Dr. Feliks Kireyev, of the Ossetian Institute of History and Archaeology, dismisses this as a myth invented for tourists. He offers a more practical explanation: cramming hundreds of dead into mausoleums was a way to save space at a time when the Alanian Empire was surrounded on all sides by the Mongols, Tatars and Ottomans. In fact, crypts used to be quite common in other mountainous regions of the Caucasus, like Chechnya, Ingushetia, Balkaria, and parts of Georgia, dating to the time when pagan beliefs where widespread here. Yet this little city of the dead stands out, Kireyev says, as nowhere else has such a great number of mausoleums been preserved.

In the eighteenth century, the region was besieged by a plague, and the necropolis was used as a quarantine site. Sick families isolated themselves in the tombs of their kin, along with supplies of water and food. Those who could not overcome the illness died among the remains of their ancestors. Rumor has it that even today locals avoid the necropolis, believing that anyone who enters might not come out alive. 

People in the nearby village of Dargavs, which lends its name to the necropolis, reject this as yet another myth, but there is no doubt that the dead overshadow the living here. There are an estimated 10,000 skeletons in the crypts, but only about 150 residents of Dargavs. Ossetians lived mainly high in the mountains, a place not only safer from avalanches, but also offering protection from the many foreign armies that passed through the Caucasus. Only with late-tsarist era urbanization did the mountain people begin relocating to towns like Vladikavkaz (founded in 1784). After the collapse of the USSR and the drastic decline in state subsidies, still more people moved away from the villages, a trend that the 2002 avalanche reinforced. “My children did not want to stay here. They are living in Moscow now,” says an elderly villager in a flat cap.

While locals have been leaving Dargavs, recently the “little city of the dead” has been drawing a small, but growing flow of tourists. A hotel opened nearby, and guards have been stationed at the necropolis to dissuade grave robbers and collect a small entry fee. The region is, however, difficult to access, so there are plans to improve the road from Vladikavkaz. “We want to develop tourism in the area,” says Nikolai Pesyakov, a spokesman for the Ossetian State Committee of Highway Construction.
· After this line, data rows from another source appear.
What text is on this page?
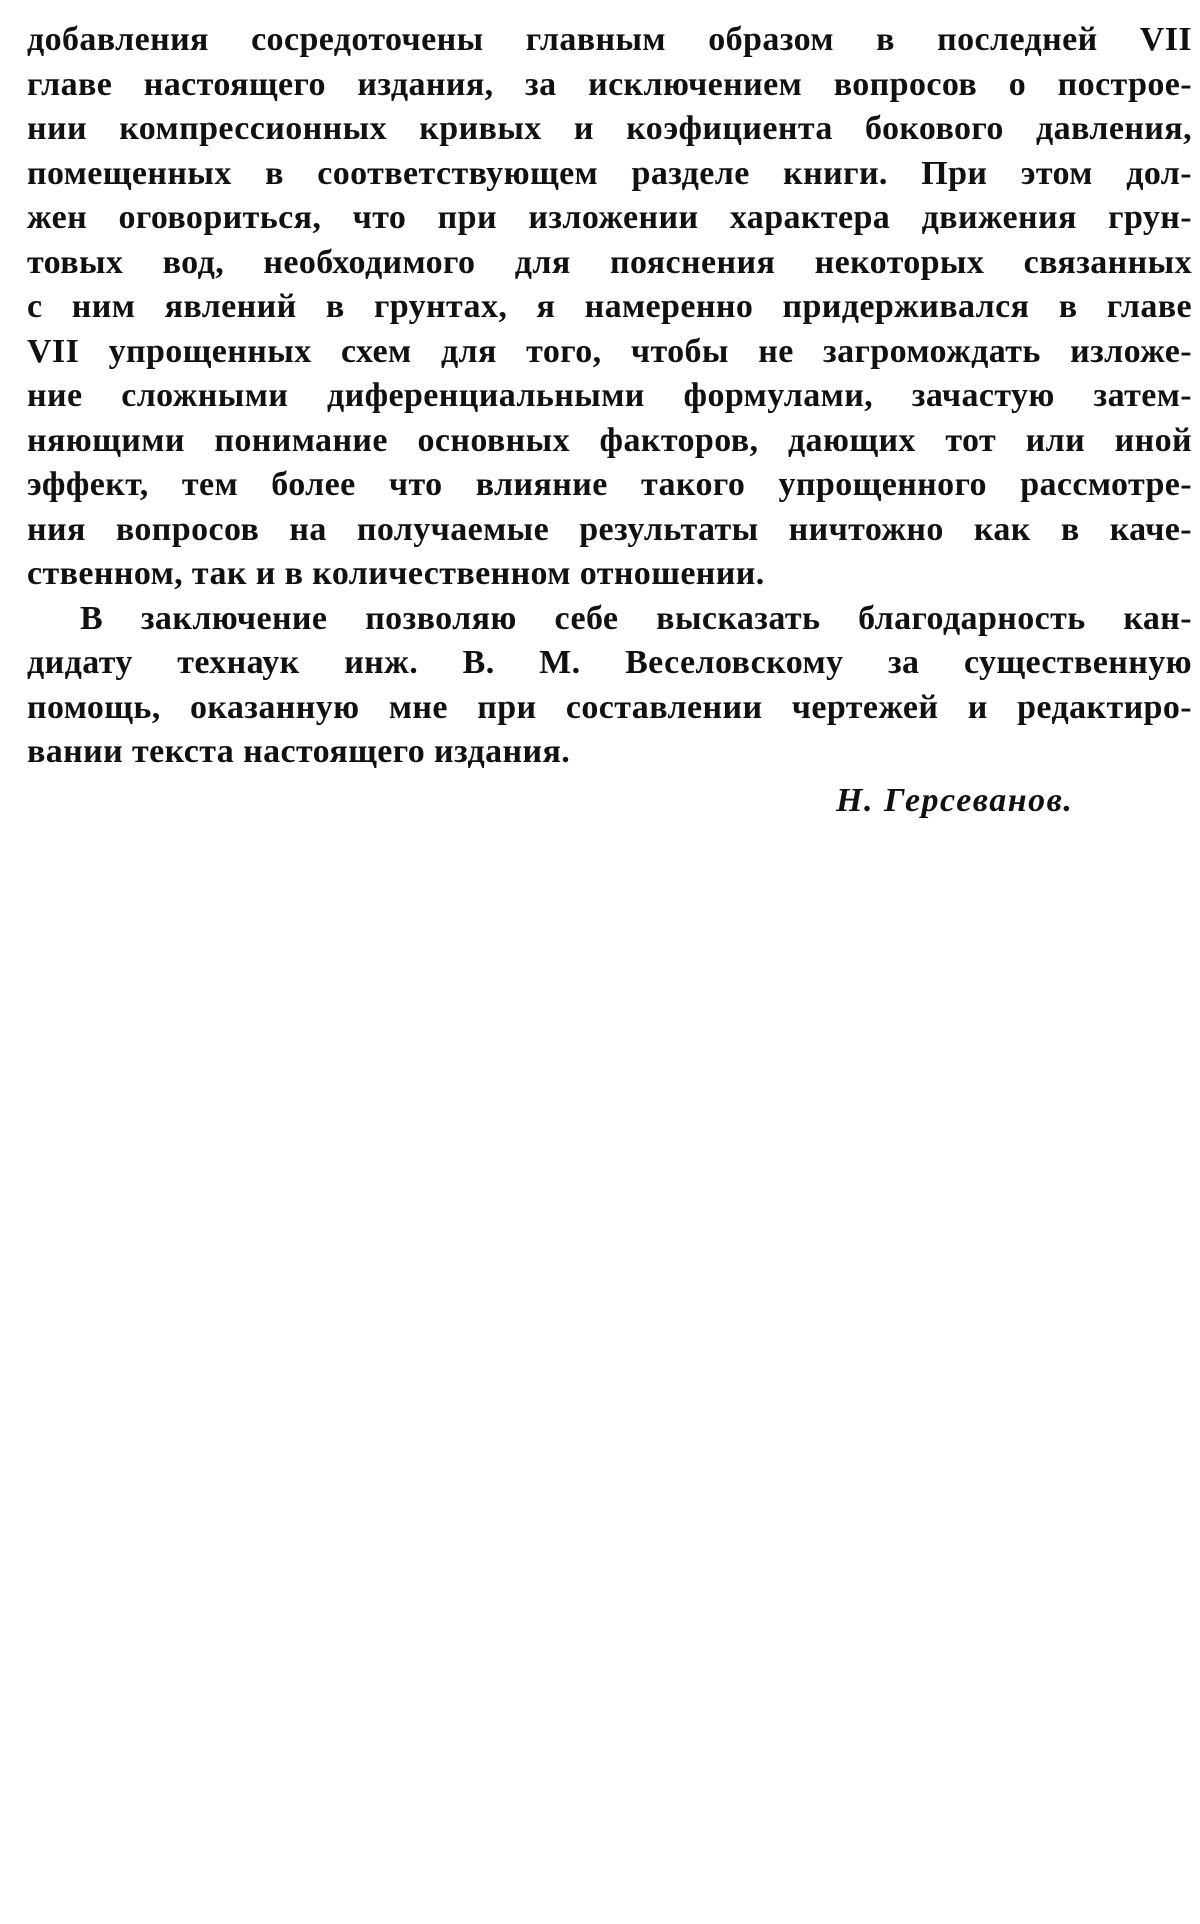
добавления сосредоточены главным образом в последней VII
главе настоящего издания, за исключением вопросов о построе-
нии компрессионных кривых и коэфициента бокового давления,
помещенных в соответствующем разделе книги. При этом дол-
жен оговориться, что при изложении характера движения грун-
товых вод, необходимого для пояснения некоторых связанных
с ним явлений в грунтах, я намеренно придерживался в главе
VII упрощенных схем для того, чтобы не загромождать изложе-
ние сложными диференциальными формулами, зачастую затем-
няющими понимание основных факторов, дающих тот или иной
эффект, тем более что влияние такого упрощенного рассмотре-
ния вопросов на получаемые результаты ничтожно как в каче-
ственном, так и в количественном отношении.
В заключение позволяю себе высказать благодарность кан-
дидату технаук инж. В. М. Веселовскому за существенную
помощь, оказанную мне при составлении чертежей и редактиро-
вании текста настоящего издания.
Н. Герсеванов.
The outsized tribute to the dead here has played an important role in defining Ossetian identity, especially in times of crisis. When, before WWII, the neighboring Ingush people attempted to claim these lands, the Ossetians successfully used the presence of the necropolis to assert their historical rights to the region. But that did not settle territorial issues, and a war raged between the two Caucasian peoples in the 1990s. Relations are still tense.

The politics of remembrance plays a crucial role in other Caucasian territorial disputes as well, as in the recent Armenian-Azeri conflict in war-ravaged Nagorno-Karabakh. There, both sides have used ancient graveyards to support their claims to the land.

While the ancient dead at Dargavs have been mainly a unifying symbol for Ossetians, the necropolis is also a reminder of Russia’s multi-ethnic heritage and identity. Bodrov, the most prominent recent addition to this valley of the dead, has been portrayed as an idol of all Russians. And Ossetians, traditional Russian allies, seem to agree: “He is one of ours,” Marina from Karmadon says. Indeed, Bodrov, while not born Ossetian, was in love with their land and with the Caucasus more generally. “It is the most beautiful place in the world,” Bodrov allegedly said the first time he saw the Karmadon Gorge.

For the curious, geologists predict that it will likely be 40 years before the gorges sees another such avalanche. Plenty of time to safely discover this otherworldly corner of Russia, once travel opens again.